A beloved Japanese card game inspires a curious body of work that conjures paradoxical feelings of familiarity and displacement.
Will Matsuda’s photo project Hanafuda is a test of memory and recognition. Scanning the series of photographs, I identify a crumpled iris blossom, a pale pink peony, a darkened hillside, and a nimble doe. To anyone unfamiliar with the Japanese card game, these images are nothing more than flora and fauna. But to Japanese Americans like me, they coincide with the faces of hanafuda cards and also recall childhood memories of friendly competition with one’s obachan. I don’t remember at what age I learned to play, but I do know every visit to granny’s house prompted multiple rounds of hanafuda. The desirable gaji card always incited squeals of delight and the beautiful sakura cards were worn from handling.
Matsuda’s Hanafuda treads a fine line between reimagining and recreating the timeless prints of the beloved game. Unlike Western playing cards, hanafuda is void of numbers or conventional suits, instead depicting flower and animal prints representing the 12 months in a calendar year. Matsuda, who learned how to play at a young age from his Grandma Amy, still doesn’t understand all the rules. Growing up in Portland, Oregon, he only played hanafuda once a year when he and his immediate family visited his grandma on O‘ahu for the holidays. He fondly remembers losing to her, claiming she didn’t hold back in leveraging her years of experience. It was this nostalgia that prompted Matsuda to create 25 vertical photographs of scenes reenvisioning hanafuda prints.
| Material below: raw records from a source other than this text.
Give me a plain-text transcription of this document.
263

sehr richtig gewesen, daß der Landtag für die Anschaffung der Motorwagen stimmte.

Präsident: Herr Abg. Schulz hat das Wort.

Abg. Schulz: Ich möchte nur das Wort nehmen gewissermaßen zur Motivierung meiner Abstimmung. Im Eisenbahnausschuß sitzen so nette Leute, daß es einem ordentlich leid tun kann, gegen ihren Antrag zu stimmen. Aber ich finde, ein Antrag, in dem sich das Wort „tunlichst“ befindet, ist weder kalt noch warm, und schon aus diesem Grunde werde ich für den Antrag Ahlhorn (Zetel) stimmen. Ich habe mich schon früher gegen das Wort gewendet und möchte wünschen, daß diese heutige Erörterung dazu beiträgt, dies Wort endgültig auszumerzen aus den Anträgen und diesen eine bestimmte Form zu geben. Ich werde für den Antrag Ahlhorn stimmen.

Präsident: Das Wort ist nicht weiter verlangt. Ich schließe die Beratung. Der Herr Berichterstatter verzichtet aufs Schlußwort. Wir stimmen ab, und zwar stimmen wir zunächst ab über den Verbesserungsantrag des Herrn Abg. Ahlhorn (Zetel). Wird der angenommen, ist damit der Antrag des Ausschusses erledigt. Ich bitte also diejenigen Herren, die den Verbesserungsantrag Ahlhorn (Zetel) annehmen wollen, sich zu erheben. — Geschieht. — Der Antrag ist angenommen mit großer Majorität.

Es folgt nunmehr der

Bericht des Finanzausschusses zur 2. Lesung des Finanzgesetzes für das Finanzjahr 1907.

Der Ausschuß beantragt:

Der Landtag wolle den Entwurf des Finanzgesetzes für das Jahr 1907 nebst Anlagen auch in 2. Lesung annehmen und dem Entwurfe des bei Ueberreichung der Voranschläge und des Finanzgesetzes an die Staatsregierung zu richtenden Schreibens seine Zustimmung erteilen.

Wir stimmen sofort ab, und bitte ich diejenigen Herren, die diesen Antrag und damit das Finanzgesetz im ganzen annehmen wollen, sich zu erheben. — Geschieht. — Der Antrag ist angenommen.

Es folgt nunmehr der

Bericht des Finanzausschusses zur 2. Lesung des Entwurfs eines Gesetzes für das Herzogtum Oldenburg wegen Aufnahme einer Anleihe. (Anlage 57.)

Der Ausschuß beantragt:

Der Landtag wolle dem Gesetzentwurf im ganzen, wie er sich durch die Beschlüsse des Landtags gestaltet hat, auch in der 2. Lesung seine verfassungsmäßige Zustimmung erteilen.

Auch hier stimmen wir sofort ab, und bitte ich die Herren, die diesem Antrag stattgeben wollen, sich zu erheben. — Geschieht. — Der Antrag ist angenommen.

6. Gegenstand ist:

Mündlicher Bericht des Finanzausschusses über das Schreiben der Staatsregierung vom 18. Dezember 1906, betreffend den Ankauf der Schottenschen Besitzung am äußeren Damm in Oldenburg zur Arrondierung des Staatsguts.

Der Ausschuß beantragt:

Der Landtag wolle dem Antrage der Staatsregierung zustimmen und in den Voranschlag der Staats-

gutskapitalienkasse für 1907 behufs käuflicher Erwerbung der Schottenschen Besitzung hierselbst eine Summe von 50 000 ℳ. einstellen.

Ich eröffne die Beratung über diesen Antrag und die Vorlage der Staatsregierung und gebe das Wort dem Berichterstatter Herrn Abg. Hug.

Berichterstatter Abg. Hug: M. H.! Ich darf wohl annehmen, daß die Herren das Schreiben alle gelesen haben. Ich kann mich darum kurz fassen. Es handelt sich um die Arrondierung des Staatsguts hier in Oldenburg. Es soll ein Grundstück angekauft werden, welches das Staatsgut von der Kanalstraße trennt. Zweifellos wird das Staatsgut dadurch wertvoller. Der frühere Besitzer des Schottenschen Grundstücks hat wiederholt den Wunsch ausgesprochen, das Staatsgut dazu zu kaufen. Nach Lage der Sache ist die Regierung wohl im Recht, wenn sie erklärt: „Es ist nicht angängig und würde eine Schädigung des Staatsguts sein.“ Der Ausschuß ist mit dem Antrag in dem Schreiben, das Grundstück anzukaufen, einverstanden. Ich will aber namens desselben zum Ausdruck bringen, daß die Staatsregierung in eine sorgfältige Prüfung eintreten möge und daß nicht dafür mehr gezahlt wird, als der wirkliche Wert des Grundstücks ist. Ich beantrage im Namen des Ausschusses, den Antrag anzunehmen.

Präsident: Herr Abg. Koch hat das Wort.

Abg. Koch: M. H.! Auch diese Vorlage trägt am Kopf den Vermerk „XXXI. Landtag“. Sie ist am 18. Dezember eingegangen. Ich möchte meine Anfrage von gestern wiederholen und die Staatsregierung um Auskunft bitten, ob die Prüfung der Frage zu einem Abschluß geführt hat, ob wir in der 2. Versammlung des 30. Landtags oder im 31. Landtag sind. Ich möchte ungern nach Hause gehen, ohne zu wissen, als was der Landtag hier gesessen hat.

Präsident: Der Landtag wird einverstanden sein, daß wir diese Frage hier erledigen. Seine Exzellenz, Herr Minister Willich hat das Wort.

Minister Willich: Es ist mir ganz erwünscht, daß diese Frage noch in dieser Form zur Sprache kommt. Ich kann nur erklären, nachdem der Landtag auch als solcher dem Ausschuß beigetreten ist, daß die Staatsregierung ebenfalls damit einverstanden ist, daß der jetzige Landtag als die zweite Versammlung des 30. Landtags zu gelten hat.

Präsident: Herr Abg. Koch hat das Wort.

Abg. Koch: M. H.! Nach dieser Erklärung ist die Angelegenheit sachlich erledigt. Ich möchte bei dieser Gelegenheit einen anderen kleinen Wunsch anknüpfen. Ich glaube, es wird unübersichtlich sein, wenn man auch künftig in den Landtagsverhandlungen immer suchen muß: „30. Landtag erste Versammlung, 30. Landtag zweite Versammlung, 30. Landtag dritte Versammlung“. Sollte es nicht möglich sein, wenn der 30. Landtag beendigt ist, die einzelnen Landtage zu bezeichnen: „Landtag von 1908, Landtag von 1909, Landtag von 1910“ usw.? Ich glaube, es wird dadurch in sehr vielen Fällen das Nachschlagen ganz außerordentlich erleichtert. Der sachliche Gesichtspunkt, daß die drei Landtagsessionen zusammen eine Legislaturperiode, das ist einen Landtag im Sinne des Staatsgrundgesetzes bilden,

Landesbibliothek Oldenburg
“If I put myself in the photos, I find it to be an easier way to access these more complicated ideas.”
Will Matsuda
At the time, Matsuda was living in New York for a residency at The Center for Photography at Woodstock. While on a leisurely stroll in the Catskill Mountains, he recognized a variety of the same plants, such as wisteria and iris, depicted on the hanafuda cards he played in childhood. Intrigued, he learned that Woodstock is on the same latitude as northern Japan, which would account for the similarity in foliage. Consequently, Hanafuda ended up being shot at an unconventional Western location with Japanese subjects.
Matsuda knew he wanted the series to have a human presence, and as one of the few Japanese Americans in the area, he often cast himself as the subject. “I was thinking of these cards as a metaphor and vehicle to think about Japanese American culture and identity,” he says. “If I put myself in the photos, I find it to be an easier way to access these more complicated ideas.” As a result, the series conjures paradoxical feelings of familiarity and displacement. Matsuda’s Asian features are a familiar sight in Hawai‘i or Japan, but as he poses among North American pine trees, against a black sheet, and below a starry sky in upstate New York, he creates a universal space neither distinctly Japanese nor American. There is a sense of longing for Japanese culture, an attempt to “find the bits we can latch onto or belong to, wherever we are,” Matsuda says.
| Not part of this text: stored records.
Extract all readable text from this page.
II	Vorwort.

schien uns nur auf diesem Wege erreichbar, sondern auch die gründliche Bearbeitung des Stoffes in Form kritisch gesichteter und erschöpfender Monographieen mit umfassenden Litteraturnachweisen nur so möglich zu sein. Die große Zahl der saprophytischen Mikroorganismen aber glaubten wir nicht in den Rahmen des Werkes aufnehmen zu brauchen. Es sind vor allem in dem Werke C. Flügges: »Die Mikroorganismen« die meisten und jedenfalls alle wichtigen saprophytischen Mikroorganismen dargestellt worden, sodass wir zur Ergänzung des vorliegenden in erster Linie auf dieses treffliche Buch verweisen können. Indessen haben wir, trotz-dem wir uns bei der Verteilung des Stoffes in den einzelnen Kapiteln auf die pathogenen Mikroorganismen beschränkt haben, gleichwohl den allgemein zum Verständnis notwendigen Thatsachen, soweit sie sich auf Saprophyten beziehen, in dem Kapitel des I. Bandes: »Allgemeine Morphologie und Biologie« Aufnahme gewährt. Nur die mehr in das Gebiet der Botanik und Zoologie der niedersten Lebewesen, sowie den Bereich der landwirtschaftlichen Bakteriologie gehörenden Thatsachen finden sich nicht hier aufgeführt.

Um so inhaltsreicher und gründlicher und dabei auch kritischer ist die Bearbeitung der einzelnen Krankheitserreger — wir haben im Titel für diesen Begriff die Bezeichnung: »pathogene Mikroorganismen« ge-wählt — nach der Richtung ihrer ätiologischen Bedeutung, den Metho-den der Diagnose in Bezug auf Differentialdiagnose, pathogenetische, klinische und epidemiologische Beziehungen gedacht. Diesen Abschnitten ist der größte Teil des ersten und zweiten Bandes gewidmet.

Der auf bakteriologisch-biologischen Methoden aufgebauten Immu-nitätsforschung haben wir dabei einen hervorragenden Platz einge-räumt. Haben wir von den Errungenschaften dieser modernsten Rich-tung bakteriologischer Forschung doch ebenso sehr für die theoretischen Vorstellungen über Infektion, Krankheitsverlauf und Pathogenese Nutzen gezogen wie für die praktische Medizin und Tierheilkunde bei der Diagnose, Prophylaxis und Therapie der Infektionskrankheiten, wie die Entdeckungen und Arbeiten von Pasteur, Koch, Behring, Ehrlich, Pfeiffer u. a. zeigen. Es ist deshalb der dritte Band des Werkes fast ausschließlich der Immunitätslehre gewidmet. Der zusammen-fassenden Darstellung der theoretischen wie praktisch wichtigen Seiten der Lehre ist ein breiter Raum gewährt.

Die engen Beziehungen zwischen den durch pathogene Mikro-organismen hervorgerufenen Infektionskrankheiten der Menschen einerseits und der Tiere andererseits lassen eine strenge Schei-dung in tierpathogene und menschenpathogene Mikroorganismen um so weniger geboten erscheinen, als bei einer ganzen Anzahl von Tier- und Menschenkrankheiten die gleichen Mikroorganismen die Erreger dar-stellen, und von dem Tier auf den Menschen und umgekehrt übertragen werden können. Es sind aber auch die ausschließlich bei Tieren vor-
Throughout the process, Matsuda worried less about imitating the hanafuda prints exactly and more on offering his own interpretations. This artistic choice points to the way the game evolved over time. The cards date back to the 17th century, when the Tokugawa shogunate, a military dictatorship, implemented a ban on foreign playing cards. Gamblers responded by creating new cards that coyly imitated Western cards. These imitation decks were still banned, leading to the production of hanafuda, which was distinctly domestic in appearance by its popular Japanese images. Nevertheless, the game was played in secret in gambling circles. Eventually it evolved from a gambling game to a household pastime and was brought over to Hawai‘i by Japanese immigrants during the 19th century.
As a Japanese American with ties to Hawai‘i, Matsuda was in a unique position to conceive of and photograph his series. Within a canon of primarily white men, the photography industry has done little to diversify its community of photographers, photo editors, and critics. History has often been told through the lens of white people and not by those who experienced it firsthand. For Matsuda, Hanafuda was a way to help rewrite history by telling a story of Japanese identity from the perspective of a Japanese American.
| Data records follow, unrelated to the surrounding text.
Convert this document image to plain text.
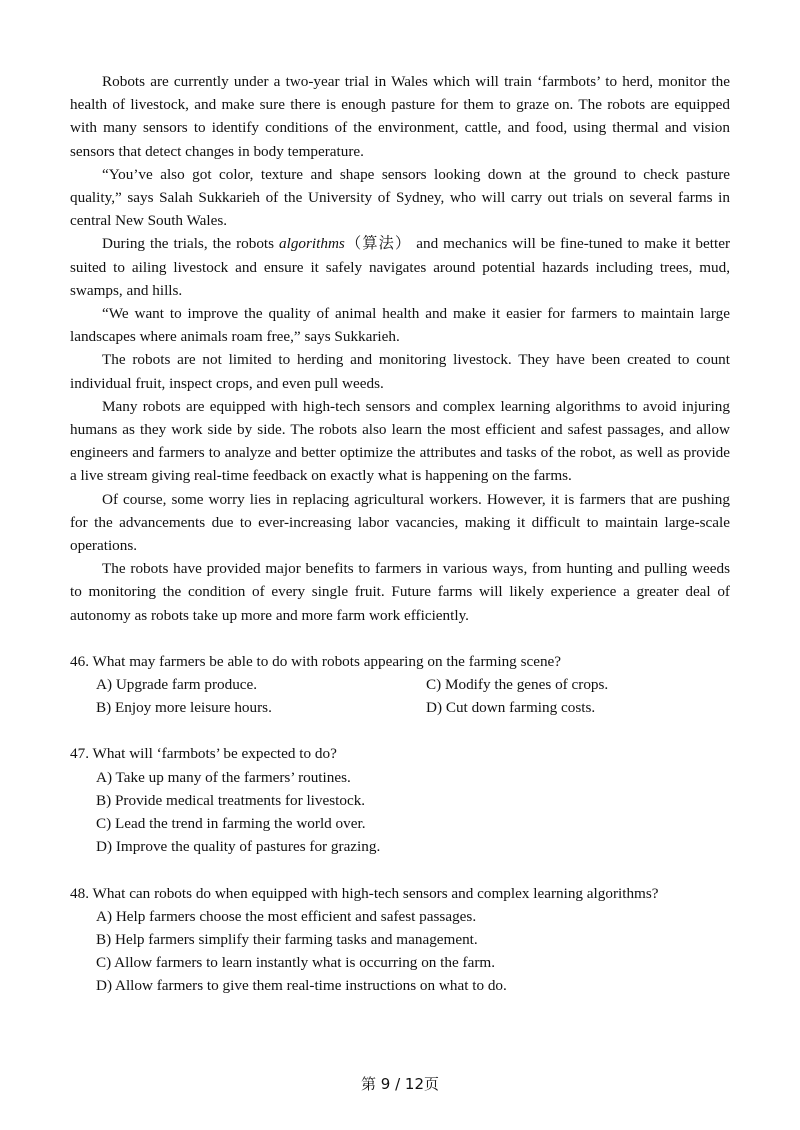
Robots are currently under a two-year trial in Wales which will train ‘farmbots’ to herd, monitor the health of livestock, and make sure there is enough pasture for them to graze on. The robots are equipped with many sensors to identify conditions of the environment, cattle, and food, using thermal and vision sensors that detect changes in body temperature.

“You’ve also got color, texture and shape sensors looking down at the ground to check pasture quality,” says Salah Sukkarieh of the University of Sydney, who will carry out trials on several farms in central New South Wales.

During the trials, the robots algorithms（算法） and mechanics will be fine-tuned to make it better suited to ailing livestock and ensure it safely navigates around potential hazards including trees, mud, swamps, and hills.

“We want to improve the quality of animal health and make it easier for farmers to maintain large landscapes where animals roam free,” says Sukkarieh.

The robots are not limited to herding and monitoring livestock. They have been created to count individual fruit, inspect crops, and even pull weeds.

Many robots are equipped with high-tech sensors and complex learning algorithms to avoid injuring humans as they work side by side. The robots also learn the most efficient and safest passages, and allow engineers and farmers to analyze and better optimize the attributes and tasks of the robot, as well as provide a live stream giving real-time feedback on exactly what is happening on the farms.

Of course, some worry lies in replacing agricultural workers. However, it is farmers that are pushing for the advancements due to ever-increasing labor vacancies, making it difficult to maintain large-scale operations.

The robots have provided major benefits to farmers in various ways, from hunting and pulling weeds to monitoring the condition of every single fruit. Future farms will likely experience a greater deal of autonomy as robots take up more and more farm work efficiently.

46. What may farmers be able to do with robots appearing on the farming scene?

A) Upgrade farm produce.	C) Modify the genes of crops.

B) Enjoy more leisure hours.	D) Cut down farming costs.

47. What will ‘farmbots’ be expected to do?

A) Take up many of the farmers’ routines.

B) Provide medical treatments for livestock.

C) Lead the trend in farming the world over.

D) Improve the quality of pastures for grazing.

48. What can robots do when equipped with high-tech sensors and complex learning algorithms?

A) Help farmers choose the most efficient and safest passages.

B) Help farmers simplify their farming tasks and management.

C) Allow farmers to learn instantly what is occurring on the farm.

D) Allow farmers to give them real-time instructions on what to do.

第 9 / 12页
If hanafuda tells the story of issei Japanese in America, Matsuda’s Hanafuda represents the generations to follow, who navigate traditional and modern identities. It’s telling that he had to reference the original prints to produce new images suitable to him. For Japanese Americans, our identity is inevitably shaped by history, culture, and traditions. But this need not stop us from re-inventing what it means to be a Japanese American today.